Тишина между нами становится тяжёлой, почти осязаемой. Мы сидим за столом, но каждый из нас в своём мире. Мираль молчит, её взгляд куда-то уходит, а я чувствую, как она теряется в своих воспоминаниях. Я должен был бы что-то сказать, но не знаю, с чего начать. Это молчание будто разрывает меня изнутри.

Наконец, она нарушает тишину.

— Я хочу попасть в наш дом... в родительский дом. Я хочу увидеть хотя бы его руины. Там так много воспоминаний, так много их частичек, — её голос дрожит, а я понимаю, что она не спрашивает меня, не просит. Это не просьба, это её нужда. — Почему ты не можешь понять, как это для меня важно?

Моё терпение начинает истощаться. Я сжимаю челюсти, но, зная, что должен сказать, продолжаю.

— Я знаю, о чём ты говорила на кладбище, — я не могу больше молчать. Мне не хочется быть таким жёстким, но я понимаю, что нужно. Охранник передал мне всё, что ты говорила. Я знаю, как ты плакала. Как ты просила прощения у них, как винила себя за то, что осталась жива. Но ты не можешь так поступать, Мираль. Ты не можешь просто отдать свою жизнь за них. Ты не самоубийца.

Её лицо искажает боль. Она замолкает, но я вижу, как её тело напрягается, как она пытается удержать себя в руках. Она не согласна, она не хочет слушать, но я не могу остановиться.

— Ты не умерла с ними, потому что ты должна жить, Мираль. Ты должна жить не только ради меня, но и ради своей семьи. Ты ведь знаешь, твои родители, они бы никогда не одобрили твоё желание уйти с ними. Ты должна была бы жить ради их памяти.
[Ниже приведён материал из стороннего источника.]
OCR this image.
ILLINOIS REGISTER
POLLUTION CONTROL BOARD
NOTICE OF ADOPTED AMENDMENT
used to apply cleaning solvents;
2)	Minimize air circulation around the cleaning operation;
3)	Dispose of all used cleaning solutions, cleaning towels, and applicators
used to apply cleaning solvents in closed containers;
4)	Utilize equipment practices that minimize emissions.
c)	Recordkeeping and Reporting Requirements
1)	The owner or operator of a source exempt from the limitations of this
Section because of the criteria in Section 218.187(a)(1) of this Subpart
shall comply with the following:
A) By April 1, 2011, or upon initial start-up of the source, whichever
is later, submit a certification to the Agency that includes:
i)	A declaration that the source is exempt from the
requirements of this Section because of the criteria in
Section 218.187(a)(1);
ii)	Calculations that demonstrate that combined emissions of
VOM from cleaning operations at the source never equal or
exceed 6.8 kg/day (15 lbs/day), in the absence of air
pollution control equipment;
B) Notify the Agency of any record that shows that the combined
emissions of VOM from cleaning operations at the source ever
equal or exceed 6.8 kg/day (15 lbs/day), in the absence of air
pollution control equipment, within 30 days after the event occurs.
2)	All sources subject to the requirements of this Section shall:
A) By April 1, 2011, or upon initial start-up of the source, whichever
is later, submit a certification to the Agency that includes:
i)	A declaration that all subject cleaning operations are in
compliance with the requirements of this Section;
Она встаёт резко, её лицо краснеет от гнева.

— Ты не понимаешь, Маркус! — её голос становится громким, а в глазах — ярость. — Ты не знаешь, как это — потерять всё, что тебе дорого! Ты не знаешь, каково это — чувствовать, что не имеешь права жить, что всё, что ты любила, исчезло навсегда!

Я закрываю глаза, сдерживая себя, но чувствую, как она снова теряет контроль. Мне нужно быть сильным ради неё, ради нас.

— Ты должна жить ради них. Ты не можешь поступить так, как ты хочешь. Твои родители не были святыми, я это понимаю. Но твоя мать и Осман — они в раю. Они бы осудили твоё желание покончить с собой. И если бы Эмир Кара был жив, он тоже бы осудил это. Он был твоим отцом. Он был человеком, который делал тяжёлые выборы, но он бы не хотел, чтобы ты умерла за него.

Её тело напрягается, а лицо становится бледным. Я чувствую, как её глаза полны боли и гнева. Но я не могу остановиться.

— Ты не понимаешь, Мираль. Ты думаешь, что можешь уйти и быть с ними, но это не так. Ты должна оставаться здесь, для себя, для них. Ты должна жить так, чтобы стать человеком, которым они гордились бы. Ты не имеешь права уничтожать свою жизнь.

В этот момент она резко даёт мне пощёчину. Я ощущаю её гнев, её боль, и, несмотря на удар, остаюсь сидеть. Я не двигаюсь. Её слова, её эмоции пронизывают меня. Это не просто боль, это крик души.

— Ты не имеешь права говорить мне об этом, Маркус! — её слова, как огонь, пробивают тишину. — Ты не понимаешь, что я пережила. Ты не знаешь, что значит потерять всех, кого ты любил. Ты не знаешь, каково это — быть пустым внутри, не имея ничего, что держит тебя на этом свете!

Я стою перед ней, и её лицо кажется мне как отражение боли, которую я не могу осознать. Я не могу понять всё до конца. Я могу только пытаться быть рядом, быть опорой. Но мне нужно, чтобы она выжила, чтобы она снова обрела смысл.

— Ты не одна, Мираль. Ты должна жить, — говорю я, стараясь сдержать эмоции. — Ты должна быть сильной, не ради меня, а ради них. Это то, что они хотели бы для тебя.

Она смотрит на меня, её лицо искажено яростью, слёзы ещё не высохли, и в её глазах — отчаяние. Я понимаю, что я не могу помочь ей, если она сама не захочет найти силы. Но я буду рядом, пока она не решит.